After the Russian leader met with Steve Witkoff, the U.S. special envoy, in Moscow, late Thursday, top officials at both the White House and the Kremlin expressed “cautious optimism.”

“We had very good and productive discussions with President Vladimir Putin of Russia yesterday,” Trump wrote Friday morning on his Truth Social platform, in an apparent reference to the meeting with Witkoff. “There is a very good chance that this horrible, bloody war can finally come to an end.”

It wasn’t immediately clear whether Putin and Trump had spoken directly.
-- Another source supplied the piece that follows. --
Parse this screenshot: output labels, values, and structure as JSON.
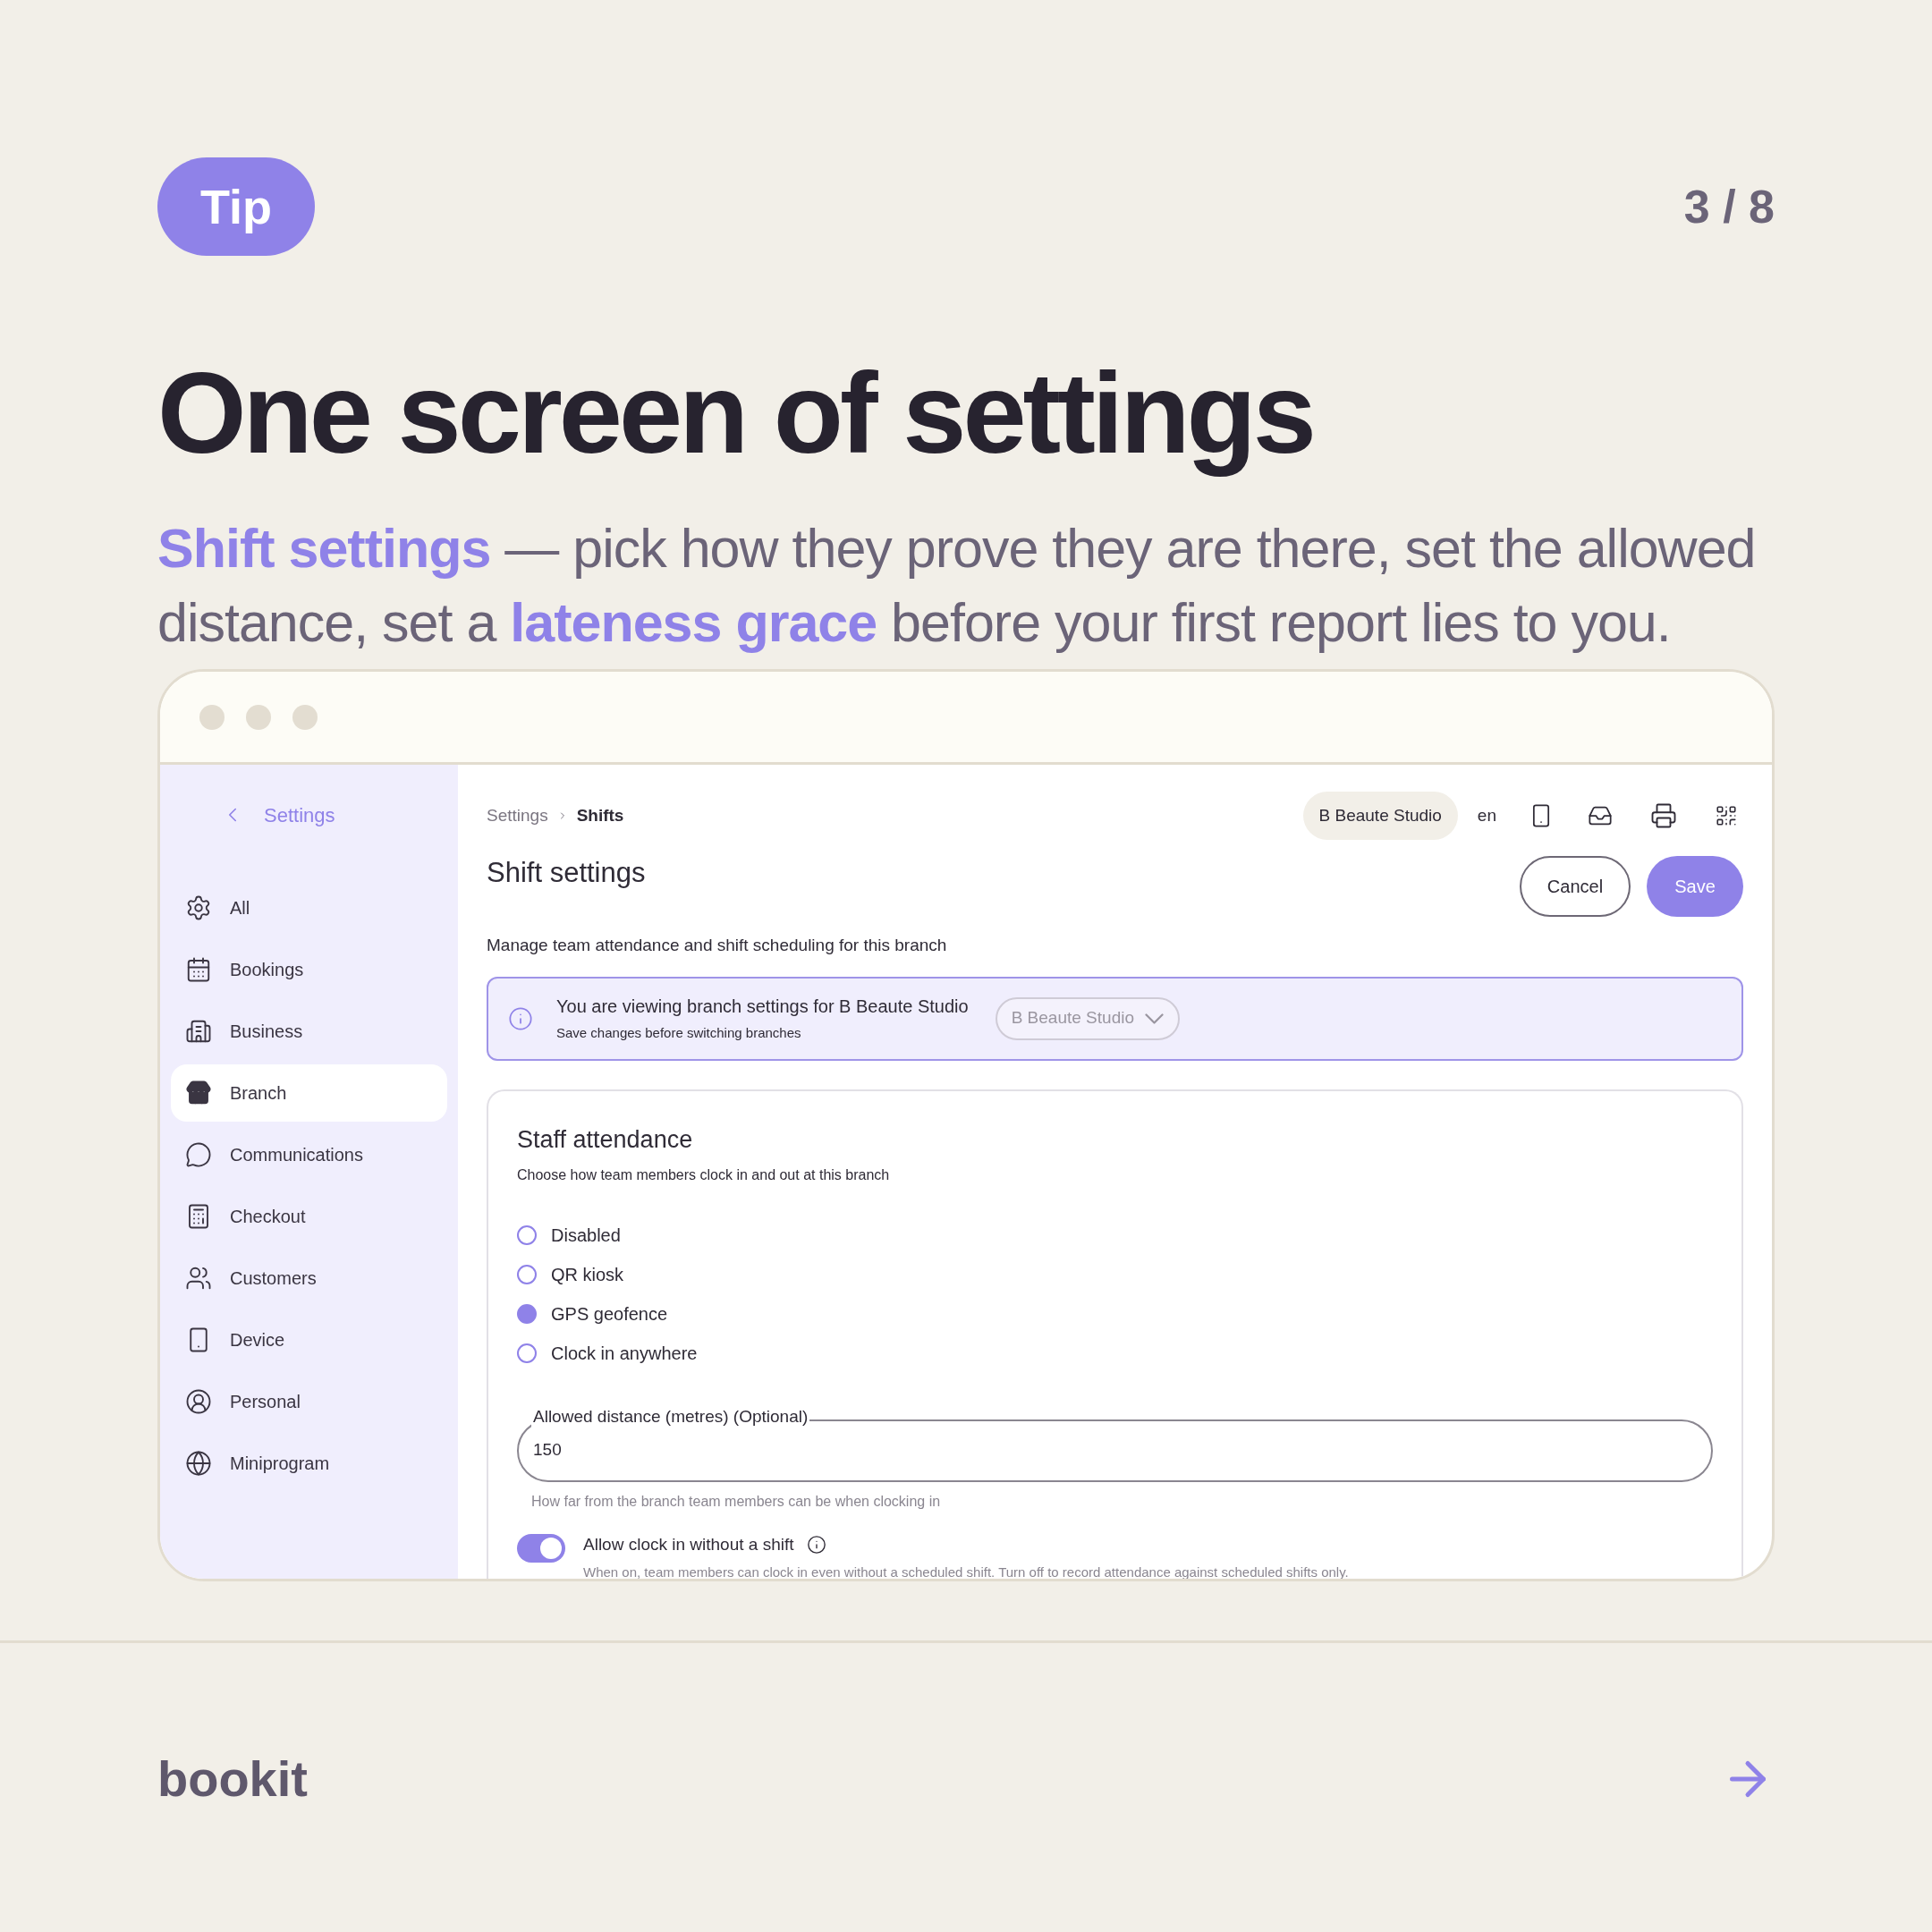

The Kremlin had said that Putin, in his meeting with Witkoff, “passed along information and additional signals for President Trump.” It also said that Putin expected to talk to Trump but that the call had yet to be scheduled.

In that Truth Social post, Trump also said thousands of Ukrainian troops were “completely surrounded by the Russian military” — an apparent reference to Russian claims that Ukrainian soldiers were surrounded in Kursk.

“There is no threat of encirclement of our units,” the Ukrainian military’s general staff said in a statement soon after, calling such reports “false and fabricated by the Russians.”

A Ukrainian soldier fighting in Kursk who was reached by phone Friday, speaking on condition of anonymity to discuss the current situation on the battlefield, said “the situation is bad, almost critical.” But it was not as bad as Trump described in his post, the soldier added.

Ukrainian authorities Friday ordered several villages in the Sumy region, across the border from Kursk, to evacuate amid fears that the fighting could spill over.

“Aerial attacks — such as glide bombs and drones — have intensified in the border areas,” Volodymyr Artiukhin, the Ukrainian head of the Sumy Regional Military Administration, said on Facebook, announcing the mandatory evacuation of eight villages.

If Russian forces drive Ukrainian troops out of Kursk would deny Zelenskyy a significant bargaining chip in any negotiations.

And Putin showed Thursday that he was in no hurry to accept the offer of a 30-day truce made by Ukraine and the United States this week — telling a news conference that he was open to the proposal, but adding that he would seek to negotiate over a slew of issues, such as Western weapons deliveries to Ukraine, that could delay or derail any deal.

Dmitry Peskov, Putin’s spokesperson, suggested Friday that the outcome of the diplomatic back-and-forth would only become clear after Witkoff had briefed Trump and after the Russian and American leaders had spoken by phone. The two leaders are last known to have spoken Feb. 12.